What irked me the most about Vacation Friends, aside from its laziness, was its poor execution of a plot element that could’ve been somewhat intriguing but is overall uncomfortable to witness. Not to give too much away, but during Marcus, Emily, Ron, and Kyla’s escapades, Marcus gets blackout drunk in the shared suite with the other couple. He wakes up to see his girl on top of him, riding him. When he comes to briefly, unable to move, he sees Kyla on top of him riding him while he’s out cold. You know exactly what it sounds like and where this shit goes is uncomfortable to witness, especially when it skirts around what you assume the act is in the first place. I hate how they try to make it sound like the events of that night were consensual when, in regards to the depiction from the film’s lens itself, they were not. I give it this, though: it was horrifying to watch as a Black person. Sorry Candyman, but Vacation Friends is the most stressful Black horror flick this year because it sets up a fucked up premise that’s dark, uncomfortable, and deranged that’s played for comedy when in reality it is not. Unfortunately, that’s the only fresh thing that the film has going for it.

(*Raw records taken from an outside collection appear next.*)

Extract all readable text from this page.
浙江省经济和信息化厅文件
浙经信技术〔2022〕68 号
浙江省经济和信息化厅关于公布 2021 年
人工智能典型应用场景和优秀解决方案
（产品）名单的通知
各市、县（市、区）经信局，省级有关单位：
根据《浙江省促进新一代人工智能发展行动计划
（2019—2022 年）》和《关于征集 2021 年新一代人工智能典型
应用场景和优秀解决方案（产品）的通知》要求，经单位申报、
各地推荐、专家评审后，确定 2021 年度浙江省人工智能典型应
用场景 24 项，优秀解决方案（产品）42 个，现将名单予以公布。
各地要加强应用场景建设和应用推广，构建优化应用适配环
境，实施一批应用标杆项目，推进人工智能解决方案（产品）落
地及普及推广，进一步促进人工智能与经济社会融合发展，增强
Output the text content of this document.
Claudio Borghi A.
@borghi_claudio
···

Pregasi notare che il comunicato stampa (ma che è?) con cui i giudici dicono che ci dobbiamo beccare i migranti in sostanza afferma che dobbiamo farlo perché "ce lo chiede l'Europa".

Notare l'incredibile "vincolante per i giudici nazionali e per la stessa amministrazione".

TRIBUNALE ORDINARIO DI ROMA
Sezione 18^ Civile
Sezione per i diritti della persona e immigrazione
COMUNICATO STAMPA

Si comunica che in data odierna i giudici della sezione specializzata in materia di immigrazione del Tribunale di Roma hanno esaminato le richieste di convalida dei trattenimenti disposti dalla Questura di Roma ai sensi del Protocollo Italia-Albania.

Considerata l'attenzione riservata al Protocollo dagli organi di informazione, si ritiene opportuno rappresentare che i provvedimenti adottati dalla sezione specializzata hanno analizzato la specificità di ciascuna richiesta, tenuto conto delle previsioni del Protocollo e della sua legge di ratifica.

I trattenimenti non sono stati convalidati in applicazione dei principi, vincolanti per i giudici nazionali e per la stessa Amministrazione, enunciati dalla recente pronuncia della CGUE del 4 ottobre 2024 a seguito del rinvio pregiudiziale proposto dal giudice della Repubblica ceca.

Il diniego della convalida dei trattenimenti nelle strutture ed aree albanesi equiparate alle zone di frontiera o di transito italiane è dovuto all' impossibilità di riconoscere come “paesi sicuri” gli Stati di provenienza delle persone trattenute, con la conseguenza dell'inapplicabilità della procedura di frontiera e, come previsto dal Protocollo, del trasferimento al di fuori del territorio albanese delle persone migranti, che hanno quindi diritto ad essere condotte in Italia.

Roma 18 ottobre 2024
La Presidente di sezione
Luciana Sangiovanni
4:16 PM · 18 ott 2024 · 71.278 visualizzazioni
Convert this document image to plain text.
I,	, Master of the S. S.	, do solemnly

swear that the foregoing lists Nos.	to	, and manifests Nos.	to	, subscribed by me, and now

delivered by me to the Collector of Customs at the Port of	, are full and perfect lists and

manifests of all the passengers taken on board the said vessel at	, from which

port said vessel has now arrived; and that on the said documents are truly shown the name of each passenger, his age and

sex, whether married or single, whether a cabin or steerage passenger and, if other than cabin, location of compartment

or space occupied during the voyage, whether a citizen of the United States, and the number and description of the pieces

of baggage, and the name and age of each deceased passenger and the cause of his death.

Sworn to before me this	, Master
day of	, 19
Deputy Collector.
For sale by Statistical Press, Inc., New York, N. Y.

Vacation Friends manages to thrive and provide adequate entertainment thanks to the central cast and their sweet-natured and committed performances, but its overly familiar plotting ranges between ill-conceived and forced to downright lazy and generic. It’s a studio comedy meant for theaters but was dumped on a streaming platform. What else can I say? It took five dudes to write this bland and mediocre ass comedy. Well, at least it’s on Hulu for your viewing pleasure.